Australian gas pipeline group APA forecasts around A$8bn ($6.22bn) of capital expenditure (capex) investment is required for such infrastructure by 2040. But this is dwarfed by projected investment required in renewable energy and the electrification of the Australian economy as part of the country's energy transition.

APA predicts around A$40bn of investment is required for Australia's renewable energy sector to provide new supplies, power storage and electricity firming services, with a further A$20bn needed in new power transmission infrastructure as part of a wider plan to electrify the domestic economy to reduce greenhouse gas (GHG) emissions, APA chief executive Rob Wheals said at the firm's investor day.
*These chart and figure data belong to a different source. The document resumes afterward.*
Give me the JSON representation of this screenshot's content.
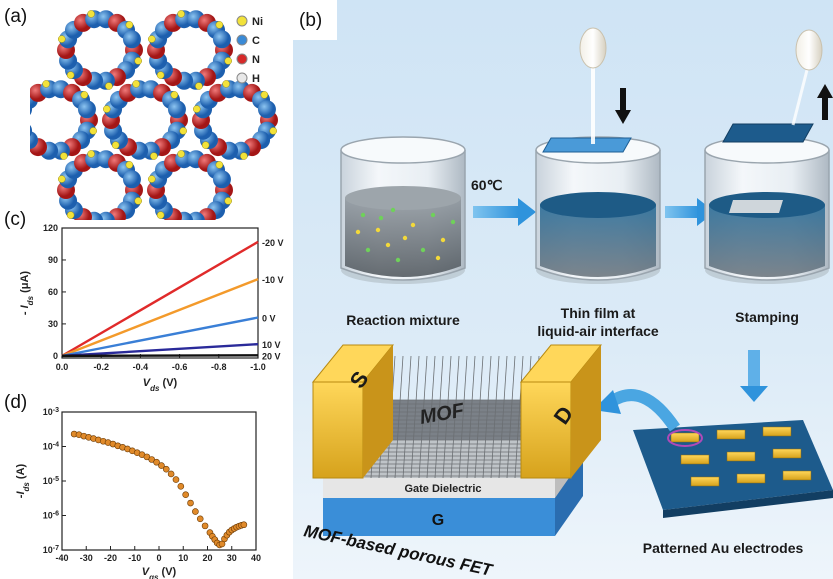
{
  "panels": {
    "a": {
      "label": "(a)",
      "legend": [
        {
          "element": "Ni",
          "color": "#f2e23a"
        },
        {
          "element": "C",
          "color": "#3a8ad6"
        },
        {
          "element": "N",
          "color": "#d62a2a"
        },
        {
          "element": "H",
          "color": "#e8e8e8"
        }
      ]
    },
    "b": {
      "label": "(b)",
      "temperature": "60℃",
      "captions": {
        "reaction": "Reaction mixture",
        "film_line1": "Thin film at",
        "film_line2": "liquid-air interface",
        "stamping": "Stamping",
        "electrodes": "Patterned Au electrodes"
      },
      "device": {
        "source": "S",
        "drain": "D",
        "mof": "MOF",
        "gate_dielectric": "Gate Dielectric",
        "gate": "G",
        "title": "MOF-based porous FET"
      }
    },
    "c": {
      "label": "(c)"
    },
    "d": {
      "label": "(d)"
    }
  },
  "chart_data": [
    {
      "type": "line",
      "panel": "c",
      "xlabel": "V_ds (V)",
      "ylabel": "-I_ds (μA)",
      "xlim": [
        0.0,
        -1.0
      ],
      "ylim": [
        -2,
        120
      ],
      "xticks": [
        "0.0",
        "-0.2",
        "-0.4",
        "-0.6",
        "-0.8",
        "-1.0"
      ],
      "yticks": [
        "0",
        "30",
        "60",
        "90",
        "120"
      ],
      "grid": false,
      "series": [
        {
          "name": "-20 V",
          "color": "#e02a2a",
          "x": [
            0,
            -1.0
          ],
          "y": [
            0,
            107
          ]
        },
        {
          "name": "-10 V",
          "color": "#f39a2b",
          "x": [
            0,
            -1.0
          ],
          "y": [
            0,
            72
          ]
        },
        {
          "name": "0 V",
          "color": "#3a7fd6",
          "x": [
            0,
            -1.0
          ],
          "y": [
            0,
            36
          ]
        },
        {
          "name": "10 V",
          "color": "#2a2a9a",
          "x": [
            0,
            -1.0
          ],
          "y": [
            0,
            11
          ]
        },
        {
          "name": "20 V",
          "color": "#111111",
          "x": [
            0,
            -1.0
          ],
          "y": [
            0,
            0.5
          ]
        }
      ]
    },
    {
      "type": "scatter",
      "panel": "d",
      "xlabel": "V_gs (V)",
      "ylabel": "-I_ds (A)",
      "yscale": "log",
      "xlim": [
        -40,
        40
      ],
      "ylim": [
        1e-07,
        0.001
      ],
      "xticks": [
        "-40",
        "-30",
        "-20",
        "-10",
        "0",
        "10",
        "20",
        "30",
        "40"
      ],
      "yticks": [
        "10-7",
        "10-6",
        "10-5",
        "10-4",
        "10-3"
      ],
      "marker_color": "#e08a2a",
      "x": [
        -35,
        -33,
        -31,
        -29,
        -27,
        -25,
        -23,
        -21,
        -19,
        -17,
        -15,
        -13,
        -11,
        -9,
        -7,
        -5,
        -3,
        -1,
        1,
        3,
        5,
        7,
        9,
        11,
        13,
        15,
        17,
        19,
        21,
        22,
        23,
        24,
        25,
        26,
        27,
        28,
        29,
        30,
        31,
        32,
        33,
        34,
        35
      ],
      "y": [
        0.00023,
        0.00022,
        0.0002,
        0.000185,
        0.00017,
        0.000155,
        0.000142,
        0.00013,
        0.000118,
        0.000105,
        9.5e-05,
        8.5e-05,
        7.5e-05,
        6.6e-05,
        5.8e-05,
        5e-05,
        4.2e-05,
        3.5e-05,
        2.8e-05,
        2.2e-05,
        1.6e-05,
        1.1e-05,
        7e-06,
        4e-06,
        2.3e-06,
        1.3e-06,
        8e-07,
        5e-07,
        3.2e-07,
        2.5e-07,
        2e-07,
        1.6e-07,
        1.4e-07,
        1.5e-07,
        2.1e-07,
        2.7e-07,
        3.3e-07,
        3.8e-07,
        4.2e-07,
        4.6e-07,
        4.9e-07,
        5.2e-07,
        5.4e-07
      ]
    }
  ]
}
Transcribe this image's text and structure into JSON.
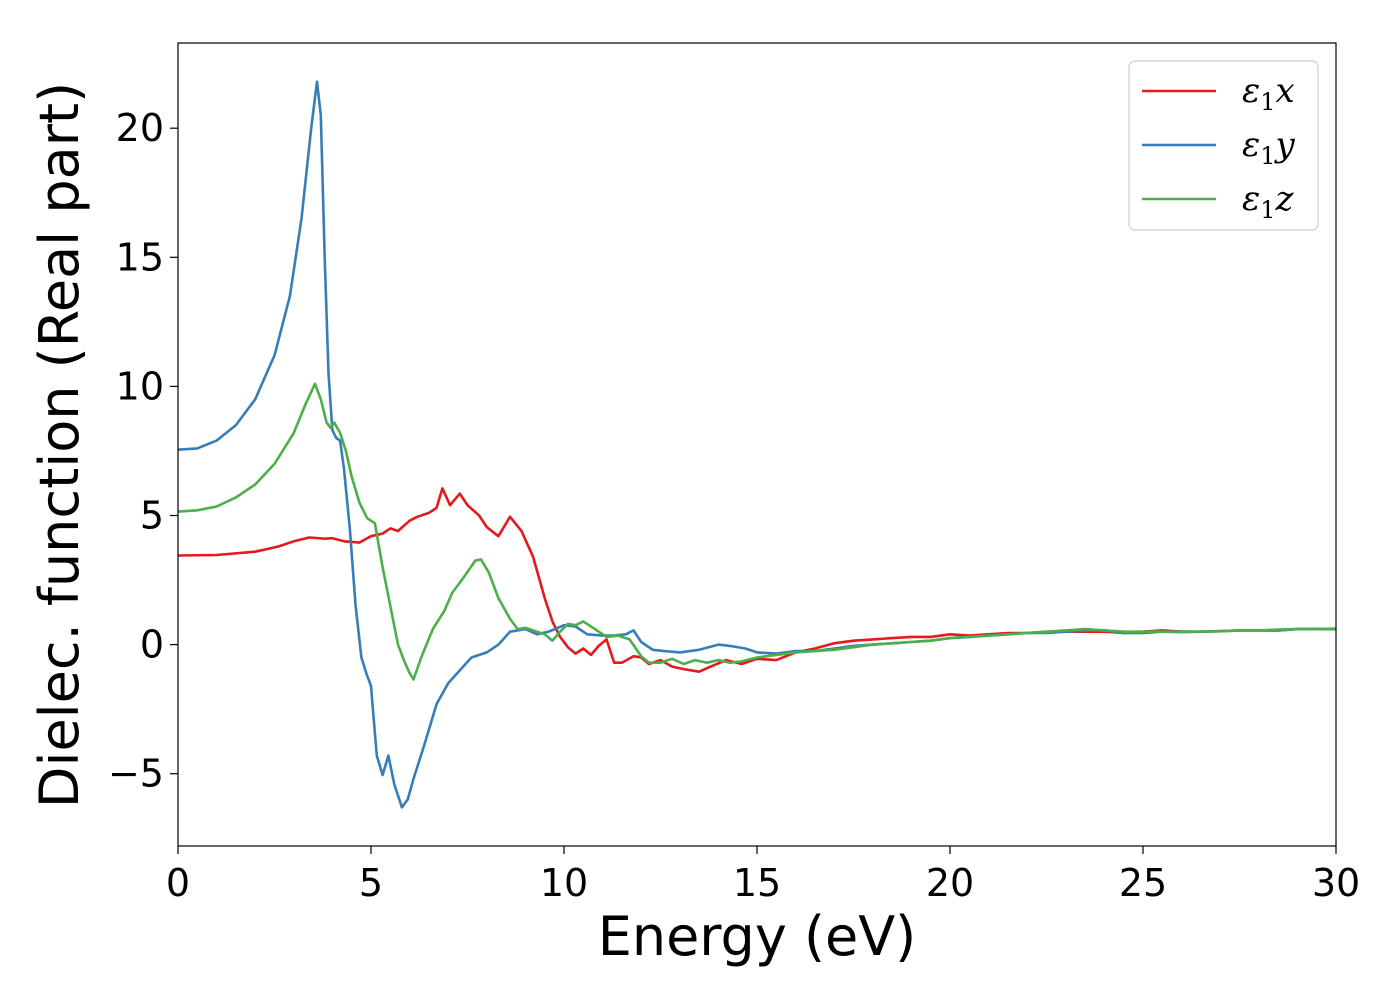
{
  "chart_data": {
    "type": "line",
    "title": "",
    "xlabel": "Energy (eV)",
    "ylabel": "Dielec. function (Real part)",
    "xlim": [
      0,
      30
    ],
    "ylim": [
      -7.8,
      23.3
    ],
    "xticks": [
      0,
      5,
      10,
      15,
      20,
      25,
      30
    ],
    "xtick_labels": [
      "0",
      "5",
      "10",
      "15",
      "20",
      "25",
      "30"
    ],
    "yticks": [
      -5,
      0,
      5,
      10,
      15,
      20
    ],
    "ytick_labels": [
      "−5",
      "0",
      "5",
      "10",
      "15",
      "20"
    ],
    "grid": false,
    "legend_position": "top-right",
    "series": [
      {
        "name": "ε1x",
        "label_main": "ε",
        "label_sub": "1",
        "label_tail": "x",
        "color": "#e41a1c",
        "points": [
          [
            0,
            3.45
          ],
          [
            1,
            3.47
          ],
          [
            2,
            3.6
          ],
          [
            2.6,
            3.8
          ],
          [
            3,
            4.0
          ],
          [
            3.4,
            4.15
          ],
          [
            3.8,
            4.1
          ],
          [
            4,
            4.12
          ],
          [
            4.3,
            4.0
          ],
          [
            4.7,
            3.95
          ],
          [
            5,
            4.2
          ],
          [
            5.3,
            4.3
          ],
          [
            5.5,
            4.5
          ],
          [
            5.7,
            4.4
          ],
          [
            6,
            4.8
          ],
          [
            6.2,
            4.95
          ],
          [
            6.5,
            5.1
          ],
          [
            6.7,
            5.3
          ],
          [
            6.85,
            6.05
          ],
          [
            7.05,
            5.4
          ],
          [
            7.3,
            5.85
          ],
          [
            7.5,
            5.4
          ],
          [
            7.8,
            5.0
          ],
          [
            8,
            4.55
          ],
          [
            8.3,
            4.2
          ],
          [
            8.6,
            4.95
          ],
          [
            8.9,
            4.4
          ],
          [
            9.2,
            3.4
          ],
          [
            9.5,
            1.8
          ],
          [
            9.7,
            0.9
          ],
          [
            9.9,
            0.3
          ],
          [
            10.1,
            -0.1
          ],
          [
            10.3,
            -0.35
          ],
          [
            10.5,
            -0.15
          ],
          [
            10.7,
            -0.4
          ],
          [
            10.9,
            -0.05
          ],
          [
            11.1,
            0.2
          ],
          [
            11.3,
            -0.7
          ],
          [
            11.5,
            -0.7
          ],
          [
            11.8,
            -0.45
          ],
          [
            12,
            -0.5
          ],
          [
            12.2,
            -0.75
          ],
          [
            12.5,
            -0.6
          ],
          [
            12.8,
            -0.85
          ],
          [
            13.1,
            -0.95
          ],
          [
            13.5,
            -1.05
          ],
          [
            13.8,
            -0.85
          ],
          [
            14.2,
            -0.6
          ],
          [
            14.6,
            -0.75
          ],
          [
            15,
            -0.55
          ],
          [
            15.5,
            -0.6
          ],
          [
            16,
            -0.3
          ],
          [
            16.5,
            -0.15
          ],
          [
            17,
            0.05
          ],
          [
            17.5,
            0.15
          ],
          [
            18,
            0.2
          ],
          [
            18.5,
            0.25
          ],
          [
            19,
            0.3
          ],
          [
            19.5,
            0.3
          ],
          [
            20,
            0.4
          ],
          [
            20.5,
            0.35
          ],
          [
            21,
            0.4
          ],
          [
            21.5,
            0.45
          ],
          [
            22,
            0.45
          ],
          [
            22.5,
            0.5
          ],
          [
            23,
            0.5
          ],
          [
            23.5,
            0.5
          ],
          [
            24,
            0.5
          ],
          [
            24.5,
            0.45
          ],
          [
            25,
            0.5
          ],
          [
            25.5,
            0.55
          ],
          [
            26,
            0.5
          ],
          [
            26.5,
            0.5
          ],
          [
            27,
            0.52
          ],
          [
            27.5,
            0.55
          ],
          [
            28,
            0.55
          ],
          [
            28.5,
            0.55
          ],
          [
            29,
            0.6
          ],
          [
            29.5,
            0.6
          ],
          [
            30,
            0.6
          ]
        ]
      },
      {
        "name": "ε1y",
        "label_main": "ε",
        "label_sub": "1",
        "label_tail": "y",
        "color": "#377eb8",
        "points": [
          [
            0,
            7.55
          ],
          [
            0.5,
            7.6
          ],
          [
            1,
            7.9
          ],
          [
            1.5,
            8.5
          ],
          [
            2,
            9.5
          ],
          [
            2.5,
            11.2
          ],
          [
            2.9,
            13.5
          ],
          [
            3.2,
            16.5
          ],
          [
            3.45,
            20.0
          ],
          [
            3.6,
            21.8
          ],
          [
            3.7,
            20.5
          ],
          [
            3.8,
            15.0
          ],
          [
            3.9,
            10.5
          ],
          [
            4.0,
            8.3
          ],
          [
            4.1,
            8.0
          ],
          [
            4.2,
            7.9
          ],
          [
            4.3,
            6.8
          ],
          [
            4.45,
            4.5
          ],
          [
            4.6,
            1.5
          ],
          [
            4.75,
            -0.5
          ],
          [
            4.9,
            -1.2
          ],
          [
            5.0,
            -1.6
          ],
          [
            5.05,
            -2.5
          ],
          [
            5.15,
            -4.3
          ],
          [
            5.3,
            -5.05
          ],
          [
            5.45,
            -4.3
          ],
          [
            5.6,
            -5.4
          ],
          [
            5.8,
            -6.3
          ],
          [
            5.95,
            -6.0
          ],
          [
            6.1,
            -5.2
          ],
          [
            6.4,
            -3.8
          ],
          [
            6.7,
            -2.3
          ],
          [
            7,
            -1.5
          ],
          [
            7.3,
            -1.0
          ],
          [
            7.6,
            -0.5
          ],
          [
            8,
            -0.3
          ],
          [
            8.3,
            0.0
          ],
          [
            8.6,
            0.5
          ],
          [
            9,
            0.6
          ],
          [
            9.3,
            0.4
          ],
          [
            9.6,
            0.5
          ],
          [
            10,
            0.75
          ],
          [
            10.3,
            0.7
          ],
          [
            10.6,
            0.4
          ],
          [
            11,
            0.35
          ],
          [
            11.3,
            0.35
          ],
          [
            11.6,
            0.4
          ],
          [
            11.8,
            0.55
          ],
          [
            12,
            0.1
          ],
          [
            12.3,
            -0.2
          ],
          [
            12.6,
            -0.25
          ],
          [
            13,
            -0.3
          ],
          [
            13.5,
            -0.2
          ],
          [
            14,
            0.0
          ],
          [
            14.3,
            -0.05
          ],
          [
            14.7,
            -0.15
          ],
          [
            15,
            -0.3
          ],
          [
            15.5,
            -0.35
          ],
          [
            16,
            -0.25
          ],
          [
            16.5,
            -0.25
          ],
          [
            17,
            -0.15
          ],
          [
            17.5,
            -0.05
          ],
          [
            18,
            0.0
          ],
          [
            18.5,
            0.05
          ],
          [
            19,
            0.1
          ],
          [
            19.5,
            0.15
          ],
          [
            20,
            0.25
          ],
          [
            20.5,
            0.3
          ],
          [
            21,
            0.35
          ],
          [
            21.5,
            0.4
          ],
          [
            22,
            0.45
          ],
          [
            22.5,
            0.45
          ],
          [
            23,
            0.5
          ],
          [
            23.5,
            0.55
          ],
          [
            24,
            0.55
          ],
          [
            24.5,
            0.45
          ],
          [
            25,
            0.45
          ],
          [
            25.5,
            0.5
          ],
          [
            26,
            0.5
          ],
          [
            26.5,
            0.5
          ],
          [
            27,
            0.52
          ],
          [
            27.5,
            0.55
          ],
          [
            28,
            0.55
          ],
          [
            28.5,
            0.55
          ],
          [
            29,
            0.6
          ],
          [
            29.5,
            0.6
          ],
          [
            30,
            0.6
          ]
        ]
      },
      {
        "name": "ε1z",
        "label_main": "ε",
        "label_sub": "1",
        "label_tail": "z",
        "color": "#4daf4a",
        "points": [
          [
            0,
            5.15
          ],
          [
            0.5,
            5.2
          ],
          [
            1,
            5.35
          ],
          [
            1.5,
            5.7
          ],
          [
            2,
            6.2
          ],
          [
            2.5,
            7.0
          ],
          [
            3.0,
            8.2
          ],
          [
            3.3,
            9.3
          ],
          [
            3.55,
            10.1
          ],
          [
            3.7,
            9.5
          ],
          [
            3.85,
            8.6
          ],
          [
            3.95,
            8.4
          ],
          [
            4.05,
            8.6
          ],
          [
            4.2,
            8.2
          ],
          [
            4.35,
            7.5
          ],
          [
            4.5,
            6.5
          ],
          [
            4.7,
            5.5
          ],
          [
            4.9,
            4.9
          ],
          [
            5.1,
            4.7
          ],
          [
            5.3,
            3.0
          ],
          [
            5.5,
            1.5
          ],
          [
            5.7,
            0.0
          ],
          [
            5.85,
            -0.6
          ],
          [
            6.0,
            -1.1
          ],
          [
            6.1,
            -1.35
          ],
          [
            6.3,
            -0.5
          ],
          [
            6.6,
            0.6
          ],
          [
            6.9,
            1.3
          ],
          [
            7.1,
            2.0
          ],
          [
            7.4,
            2.6
          ],
          [
            7.7,
            3.25
          ],
          [
            7.85,
            3.3
          ],
          [
            8.05,
            2.8
          ],
          [
            8.3,
            1.8
          ],
          [
            8.6,
            1.0
          ],
          [
            8.8,
            0.6
          ],
          [
            9.0,
            0.65
          ],
          [
            9.2,
            0.55
          ],
          [
            9.5,
            0.4
          ],
          [
            9.7,
            0.15
          ],
          [
            9.9,
            0.5
          ],
          [
            10.1,
            0.8
          ],
          [
            10.3,
            0.75
          ],
          [
            10.5,
            0.9
          ],
          [
            10.8,
            0.6
          ],
          [
            11.1,
            0.3
          ],
          [
            11.4,
            0.35
          ],
          [
            11.7,
            0.2
          ],
          [
            12.0,
            -0.45
          ],
          [
            12.2,
            -0.7
          ],
          [
            12.5,
            -0.7
          ],
          [
            12.8,
            -0.55
          ],
          [
            13.1,
            -0.75
          ],
          [
            13.4,
            -0.6
          ],
          [
            13.7,
            -0.7
          ],
          [
            14,
            -0.6
          ],
          [
            14.3,
            -0.7
          ],
          [
            14.6,
            -0.65
          ],
          [
            15,
            -0.5
          ],
          [
            15.5,
            -0.4
          ],
          [
            16,
            -0.3
          ],
          [
            16.5,
            -0.25
          ],
          [
            17,
            -0.2
          ],
          [
            17.5,
            -0.1
          ],
          [
            18,
            0.0
          ],
          [
            18.5,
            0.05
          ],
          [
            19,
            0.1
          ],
          [
            19.5,
            0.15
          ],
          [
            20,
            0.25
          ],
          [
            20.5,
            0.3
          ],
          [
            21,
            0.35
          ],
          [
            21.5,
            0.4
          ],
          [
            22,
            0.45
          ],
          [
            22.5,
            0.5
          ],
          [
            23,
            0.55
          ],
          [
            23.5,
            0.6
          ],
          [
            24,
            0.55
          ],
          [
            24.5,
            0.5
          ],
          [
            25,
            0.5
          ],
          [
            25.5,
            0.5
          ],
          [
            26,
            0.48
          ],
          [
            26.5,
            0.5
          ],
          [
            27,
            0.52
          ],
          [
            27.5,
            0.55
          ],
          [
            28,
            0.55
          ],
          [
            28.5,
            0.58
          ],
          [
            29,
            0.6
          ],
          [
            29.5,
            0.6
          ],
          [
            30,
            0.62
          ]
        ]
      }
    ]
  }
}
The company did not specify where the new gas infrastructure was required, but APA's most recent planned investment in Australia's gas pipeline network is to expand capacity in east Australia by 25pc. This will take additional winter peak gas from northern markets to southern markets as more of east Australia's gas is dependent on supplies from Queensland's onshore coal-bed methane fields, with traditional production from fields offshore Victoria in decline.

The Australian federal government unveiled a gas-fired economic recovery plan in September last year that included funds to finance undeveloped gas fields in the Beetaloo basin in the Northern Territory and the North Bowen and Galilee basins in Queensland. These will all require new gas pipelines to connect producing fields to the consumer for domestic use or for LNG exports.